In a single clock cycle, an ALU operation using two register operands is executed, and the result is stored back to the destination register.
8-Bit AVR Reset and Interrupt Handling and Timing
The AVR provides several different interrupt sources. These interrupts and the separate Reset Vector each have a separate program vector in the program memory space. All interrupts are assigned individual enable bits which must be written logic one together with the Global Interrupt Enable bit in the Status Register in order to enable the interrupt.
This list determines the priority levels of the different interrupts. The lower the address the higher is the priority level. The lowest addresses in the program memory space are by default defined as the Reset and Interrupt Vectors.

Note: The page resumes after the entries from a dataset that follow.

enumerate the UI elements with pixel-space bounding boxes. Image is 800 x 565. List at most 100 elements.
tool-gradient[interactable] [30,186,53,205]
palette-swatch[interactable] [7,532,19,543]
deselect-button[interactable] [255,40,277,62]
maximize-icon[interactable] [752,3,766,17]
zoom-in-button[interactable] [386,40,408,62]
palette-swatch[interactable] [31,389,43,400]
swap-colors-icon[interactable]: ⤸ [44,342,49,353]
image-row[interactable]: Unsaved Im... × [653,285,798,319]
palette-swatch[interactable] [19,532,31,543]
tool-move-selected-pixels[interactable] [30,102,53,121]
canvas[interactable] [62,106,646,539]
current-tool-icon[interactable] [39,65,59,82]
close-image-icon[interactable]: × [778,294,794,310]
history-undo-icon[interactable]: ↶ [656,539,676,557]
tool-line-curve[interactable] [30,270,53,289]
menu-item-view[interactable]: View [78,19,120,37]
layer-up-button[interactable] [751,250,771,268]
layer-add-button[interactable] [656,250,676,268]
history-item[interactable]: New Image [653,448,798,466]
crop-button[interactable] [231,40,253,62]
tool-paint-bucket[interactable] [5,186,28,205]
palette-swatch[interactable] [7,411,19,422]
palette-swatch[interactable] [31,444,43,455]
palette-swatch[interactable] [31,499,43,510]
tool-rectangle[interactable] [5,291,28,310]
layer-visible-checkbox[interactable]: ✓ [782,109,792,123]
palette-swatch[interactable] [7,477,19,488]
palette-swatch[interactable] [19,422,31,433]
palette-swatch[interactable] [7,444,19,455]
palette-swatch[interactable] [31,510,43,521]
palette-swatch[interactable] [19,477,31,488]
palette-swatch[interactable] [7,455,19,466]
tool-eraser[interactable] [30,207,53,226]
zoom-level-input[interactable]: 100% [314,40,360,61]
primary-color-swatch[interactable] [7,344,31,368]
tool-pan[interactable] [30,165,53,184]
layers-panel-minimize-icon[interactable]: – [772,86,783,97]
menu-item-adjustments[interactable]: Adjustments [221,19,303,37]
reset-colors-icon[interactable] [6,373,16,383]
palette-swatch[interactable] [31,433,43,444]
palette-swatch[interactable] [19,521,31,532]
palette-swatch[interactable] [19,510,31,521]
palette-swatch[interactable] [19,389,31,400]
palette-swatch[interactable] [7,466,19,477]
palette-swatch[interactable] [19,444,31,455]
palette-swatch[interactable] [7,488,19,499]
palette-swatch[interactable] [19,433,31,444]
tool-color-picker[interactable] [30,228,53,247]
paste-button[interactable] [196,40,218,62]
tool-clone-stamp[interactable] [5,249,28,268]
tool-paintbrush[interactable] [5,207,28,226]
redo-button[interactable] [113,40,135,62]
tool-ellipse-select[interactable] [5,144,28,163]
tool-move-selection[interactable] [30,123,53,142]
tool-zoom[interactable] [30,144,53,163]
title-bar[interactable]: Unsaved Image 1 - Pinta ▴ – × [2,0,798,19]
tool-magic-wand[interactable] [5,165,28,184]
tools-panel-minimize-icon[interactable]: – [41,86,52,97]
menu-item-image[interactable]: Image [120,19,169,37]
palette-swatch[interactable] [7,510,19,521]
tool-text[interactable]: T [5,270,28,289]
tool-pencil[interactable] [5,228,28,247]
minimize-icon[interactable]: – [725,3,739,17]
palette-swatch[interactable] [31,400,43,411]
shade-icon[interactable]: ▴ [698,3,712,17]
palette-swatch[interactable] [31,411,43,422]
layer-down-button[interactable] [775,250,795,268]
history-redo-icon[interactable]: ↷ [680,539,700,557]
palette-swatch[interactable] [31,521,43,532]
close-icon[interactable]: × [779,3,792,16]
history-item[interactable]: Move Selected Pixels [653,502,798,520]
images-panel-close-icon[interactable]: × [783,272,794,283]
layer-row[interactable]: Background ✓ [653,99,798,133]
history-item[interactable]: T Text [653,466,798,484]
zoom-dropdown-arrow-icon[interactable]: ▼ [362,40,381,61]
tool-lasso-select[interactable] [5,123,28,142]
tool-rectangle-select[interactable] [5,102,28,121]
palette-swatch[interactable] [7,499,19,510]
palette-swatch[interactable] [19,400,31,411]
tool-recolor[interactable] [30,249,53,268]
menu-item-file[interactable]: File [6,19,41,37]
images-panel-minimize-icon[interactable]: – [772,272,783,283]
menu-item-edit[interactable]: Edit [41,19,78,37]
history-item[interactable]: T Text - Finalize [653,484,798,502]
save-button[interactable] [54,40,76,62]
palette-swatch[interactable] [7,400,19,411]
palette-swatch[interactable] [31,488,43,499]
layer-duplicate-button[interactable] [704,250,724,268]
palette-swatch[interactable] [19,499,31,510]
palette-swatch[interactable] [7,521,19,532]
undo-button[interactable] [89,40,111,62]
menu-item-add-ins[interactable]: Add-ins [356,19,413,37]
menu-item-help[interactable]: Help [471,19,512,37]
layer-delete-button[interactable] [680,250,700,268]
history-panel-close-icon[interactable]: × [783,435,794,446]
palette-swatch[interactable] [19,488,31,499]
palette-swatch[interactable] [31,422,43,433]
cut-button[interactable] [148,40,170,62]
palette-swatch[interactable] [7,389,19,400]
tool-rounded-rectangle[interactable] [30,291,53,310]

|1||0x0000||RESET||External Pin, Power-on Reset, Brown-out Reset, and Watchdog System Reset|
|2||0x0002||INT0||External Interrupt Request 0|
|3||0x0004||INT1||External Interrupt Request 1|
|4||0x0006||PCINT0||Pin Change Interrupt Request 0|
|5||0x0008||PCINT1||Pin Change Interrupt Request 1|
|6||0x000A||PCINT2||Pin Change Interrupt Request 2|
|7||0x000C||WDT||Watchdog Time-out Interrupt|
|8||0x000E||TIMER2 COMPA||Timer/Counter2 Compare Match A|
|9||0x0010||TIMER2 COMPB||Timer/Counter2 Compare Match B|
|10||0x0012||TIMER2 OVF||Timer/Counter2 Overflow|
|11||0x0014||TIMER1 CAPT||Timer/Counter1 Capture Event|
|12||0x0016||TIMER1 COMPA||Timer/Counter1 Compare Match A|
|13||0x0018||TIMER1 COMPB||Timer/Coutner1 Compare Match B|
|14||0x001A||TIMER1 OVF||Timer/Counter1 Overflow|
|15||0x001C||TIMER0 COMPA||Timer/Counter0 Compare Match A|
|16||0x001E||TIMER0 COMPB||Timer/Counter0 Compare Match B|
|17||0x0020||TIMER0 OVF||Timer/Counter0 Overflow|
|18||0x0022||SPI, STC||SPI Serial Transfer Complete|
|19||0x0024||USART, RX||USART Rx Complete|
|20||0x0026||USART, UDRE||USART, Data Register Empty|
|21||0x0028||USART, TX||USART, Tx Complete|
|22||0x002A||ADC||ADC Conversion Complete|
|23||0x002C||EE READY||EEPROM Ready|
|24||0x002E||ANALOG COMP||Analog Comparator|
|25||0x0030||TWI||2-wire Serial Interface|
|26||0x0032||SPM READY||Store Program Memory Ready|
When an interrupt occurs, the Global Interrupt Enable I-bit is cleared and all interrupts are disabled. The user software can write logic one to the I-bit to enable nested interrupts. All enabled interrupts can then interrupt the current interrupt routine. The I-bit is automatically set when a Return from Interrupt instruction – RETI – is executed. When the AVR exits from an interrupt, it will always return to the main program and execute one more instruction before any pending interrupt is served.
The interrupt execution response for all the enabled AVR interrupts is four clock cycles minimum. After four clock cycles, the program vector address for the actual interrupt handling routine is executed. During this four clock cycle period, the Program Counter is pushed onto the Stack. The vector is normally a jump to the interrupt routine, and this jump takes three clock cycles. If an interrupt occurs during the execution of a multi-cycle instruction, this instruction is completed before the interrupt is served. If an interrupt occurs when the MCU is in sleep mode, the interrupt execution response time is increased by four clock cycles. This increase comes in addition to the start-up time from the selected sleep mode.
A return from an interrupt handling routine takes four clock cycles. During these four clock cycles, the Program Counter (two bytes) is popped back from the Stack, the Stack Pointer is incremented by two, and the I-bit in SREG is set.